Beyond the arbitrary and conventional categories of art as practiced above, comes the more rarified and subjective realm of spiritual practice, not designed as a communication medium but certainly one intended, in most religions, to refine the self for the benefit of others. Thus the self is the medium of creation; self-creation becomes the ever unfinished work which however is always on display, in performance ready or not. Does the spiritual medium translate into objective criteria of evaluation? Such as... percentage of time smiling? Days per year not needing mood-enhancing substances? Number of life-partners less than or greater than 1? Number of followers of one's spirituality blog? The proof is in the pudding; but where does the pudding reside? More to the point, Who is the pudding? Who, indeed, is asking the question?

Finally we can all, aspiring artists and those knowing better than to bother, fall back upon the more mundane levels of living - those denoted by the "lower chakras" of root existence, survival and procreation, individual will and social and heart connection. We engage, after all, in a daily creation of our own lives, personalities, lifestyles, networks of sustenance and sociability. Is this realm of "life itself" not also a valid arena revealing our creativity, the manifestation of our living spirits, our abilities to achieve harmony, resonance and enduring value? There is no level playing field here, no system of final ranking for success or failure, happiness or popularity. No, not even money will serve, with its well-known contraindications and tendency to squelch as well as to liberate human potential.

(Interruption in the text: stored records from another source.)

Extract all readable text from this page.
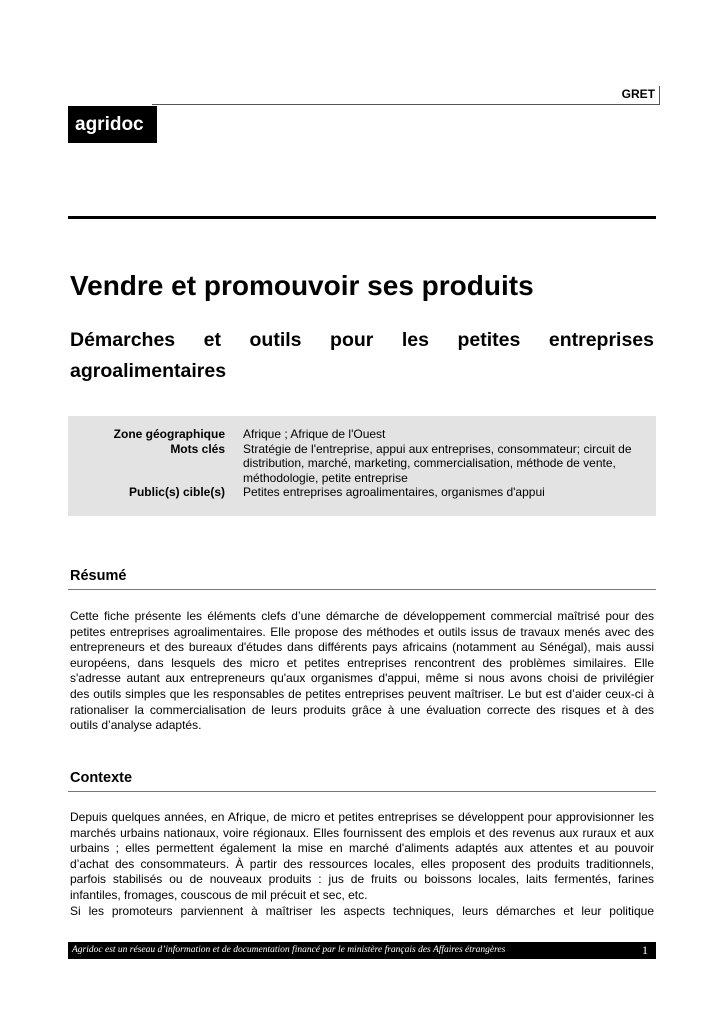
GRET
agridoc
Vendre et promouvoir ses produits
Démarches et outils pour les petites entreprises
agroalimentaires
Zone géographique Afrique ; Afrique de l'Ouest
Mots clés Stratégie de l'entreprise, appui aux entreprises, consommateur; circuit de
distribution, marché, marketing, commercialisation, méthode de vente,
méthodologie, petite entreprise
Public(s) cible(s) Petites entreprises agroalimentaires, organismes d'appui
Résumé
Cette fiche présente les éléments clefs d’une démarche de développement commercial maîtrisé pour des
petites entreprises agroalimentaires. Elle propose des méthodes et outils issus de travaux menés avec des
entrepreneurs et des bureaux d'études dans différents pays africains (notamment au Sénégal), mais aussi
européens, dans lesquels des micro et petites entreprises rencontrent des problèmes similaires. Elle
s'adresse autant aux entrepreneurs qu'aux organismes d'appui, même si nous avons choisi de privilégier
des outils simples que les responsables de petites entreprises peuvent maîtriser. Le but est d’aider ceux-ci à
rationaliser la commercialisation de leurs produits grâce à une évaluation correcte des risques et à des
outils d’analyse adaptés.
Contexte
Depuis quelques années, en Afrique, de micro et petites entreprises se développent pour approvisionner les
marchés urbains nationaux, voire régionaux. Elles fournissent des emplois et des revenus aux ruraux et aux
urbains ; elles permettent également la mise en marché d'aliments adaptés aux attentes et au pouvoir
d’achat des consommateurs. À partir des ressources locales, elles proposent des produits traditionnels,
parfois stabilisés ou de nouveaux produits : jus de fruits ou boissons locales, laits fermentés, farines
infantiles, fromages, couscous de mil précuit et sec, etc.
Si les promoteurs parviennent à maîtriser les aspects techniques, leurs démarches et leur politique
Agridoc est un réseau d’information et de documentation financé par le ministère français des Affaires étrangères	1
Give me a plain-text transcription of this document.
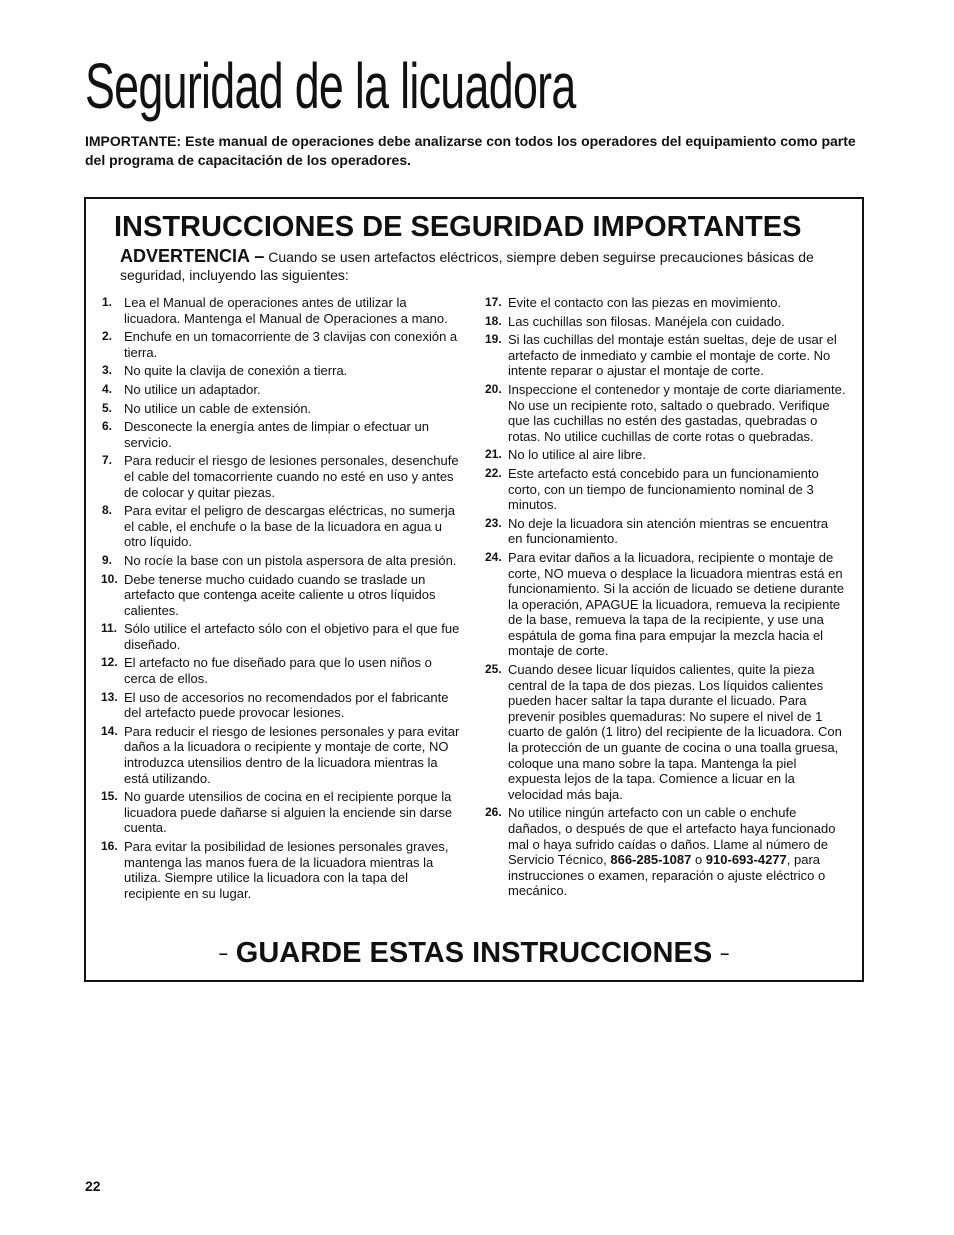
Seguridad de la licuadora
IMPORTANTE: Este manual de operaciones debe analizarse con todos los operadores del equipamiento como parte del programa de capacitación de los operadores.
INSTRUCCIONES DE SEGURIDAD IMPORTANTES
ADVERTENCIA – Cuando se usen artefactos eléctricos, siempre deben seguirse precauciones básicas de seguridad, incluyendo las siguientes:
1. Lea el Manual de operaciones antes de utilizar la licuadora. Mantenga el Manual de Operaciones a mano.
2. Enchufe en un tomacorriente de 3 clavijas con conexión a tierra.
3. No quite la clavija de conexión a tierra.
4. No utilice un adaptador.
5. No utilice un cable de extensión.
6. Desconecte la energía antes de limpiar o efectuar un servicio.
7. Para reducir el riesgo de lesiones personales, desenchufe el cable del tomacorriente cuando no esté en uso y antes de colocar y quitar piezas.
8. Para evitar el peligro de descargas eléctricas, no sumerja el cable, el enchufe o la base de la licuadora en agua u otro líquido.
9. No rocíe la base con un pistola aspersora de alta presión.
10. Debe tenerse mucho cuidado cuando se traslade un artefacto que contenga aceite caliente u otros líquidos calientes.
11. Sólo utilice el artefacto sólo con el objetivo para el que fue diseñado.
12. El artefacto no fue diseñado para que lo usen niños o cerca de ellos.
13. El uso de accesorios no recomendados por el fabricante del artefacto puede provocar lesiones.
14. Para reducir el riesgo de lesiones personales y para evitar daños a la licuadora o recipiente y montaje de corte, NO introduzca utensilios dentro de la licuadora mientras la está utilizando.
15. No guarde utensilios de cocina en el recipiente porque la licuadora puede dañarse si alguien la enciende sin darse cuenta.
16. Para evitar la posibilidad de lesiones personales graves, mantenga las manos fuera de la licuadora mientras la utiliza. Siempre utilice la licuadora con la tapa del recipiente en su lugar.
17. Evite el contacto con las piezas en movimiento.
18. Las cuchillas son filosas. Manéjela con cuidado.
19. Si las cuchillas del montaje están sueltas, deje de usar el artefacto de inmediato y cambie el montaje de corte. No intente reparar o ajustar el montaje de corte.
20. Inspeccione el contenedor y montaje de corte diariamente. No use un recipiente roto, saltado o quebrado. Verifique que las cuchillas no estén des gastadas, quebradas o rotas. No utilice cuchillas de corte rotas o quebradas.
21. No lo utilice al aire libre.
22. Este artefacto está concebido para un funcionamiento corto, con un tiempo de funcionamiento nominal de 3 minutos.
23. No deje la licuadora sin atención mientras se encuentra en funcionamiento.
24. Para evitar daños a la licuadora, recipiente o montaje de corte, NO mueva o desplace la licuadora mientras está en funcionamiento. Si la acción de licuado se detiene durante la operación, APAGUE la licuadora, remueva la recipiente de la base, remueva la tapa de la recipiente, y use una espátula de goma fina para empujar la mezcla hacia el montaje de corte.
25. Cuando desee licuar líquidos calientes, quite la pieza central de la tapa de dos piezas. Los líquidos calientes pueden hacer saltar la tapa durante el licuado. Para prevenir posibles quemaduras: No supere el nivel de 1 cuarto de galón (1 litro) del recipiente de la licuadora. Con la protección de un guante de cocina o una toalla gruesa, coloque una mano sobre la tapa. Mantenga la piel expuesta lejos de la tapa. Comience a licuar en la velocidad más baja.
26. No utilice ningún artefacto con un cable o enchufe dañados, o después de que el artefacto haya funcionado mal o haya sufrido caídas o daños. Llame al número de Servicio Técnico, 866-285-1087 o 910-693-4277, para instrucciones o examen, reparación o ajuste eléctrico o mecánico.
– GUARDE ESTAS INSTRUCCIONES –
22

So, as with the spiritual realm of self-expression, the worldly pursuits of "lifestyle architecture" (that is, just plain life, in the making) are largely subjective in value. Do you have 1000 Facebook friends or 3 true friends, and which is more indicative of your success? Is that success to be determined by yourself, your own standard of fulfillment, or a panel of self-appointed experts, or a panel of experts appointed by other self-appointed experts? What is success anyway? And who is asking that question?

cacaoMaybe those moments of life stolen from art go on to enrich and inspire the art. Maybe those moments of art stolen from life go on to enrich and inspire the life. Maybe it's all about the life, and art is just indulgence. Maybe it's all about the art, and life is just indulgence. Maybe there's no art without a life that works, and maybe no life without art that works. Maybe it's all an individual matter and to pronounce such maxims for everyone is pointless. Maybe art and life are just shades of the same phenomenon - conscious, creative human being - like light and dark, good and evil, love and fear, spirit and form, energy and matter. Maybe the quantum duality is nothing more than a plaything of the verbal mind, juggling yin and yang to eternity, for its own amusement and edification.

In the meantime, life goes on; and art can proceed of its own will. Art goes on, and life proceeds of its own volition. Each surfaces according to the need of the moment, or season, in the form each being requires for our final definition... before such definition is erased, like sand in a monk's mandala. So in the meantime, celebrate: each with one's own brush of the moment, or season.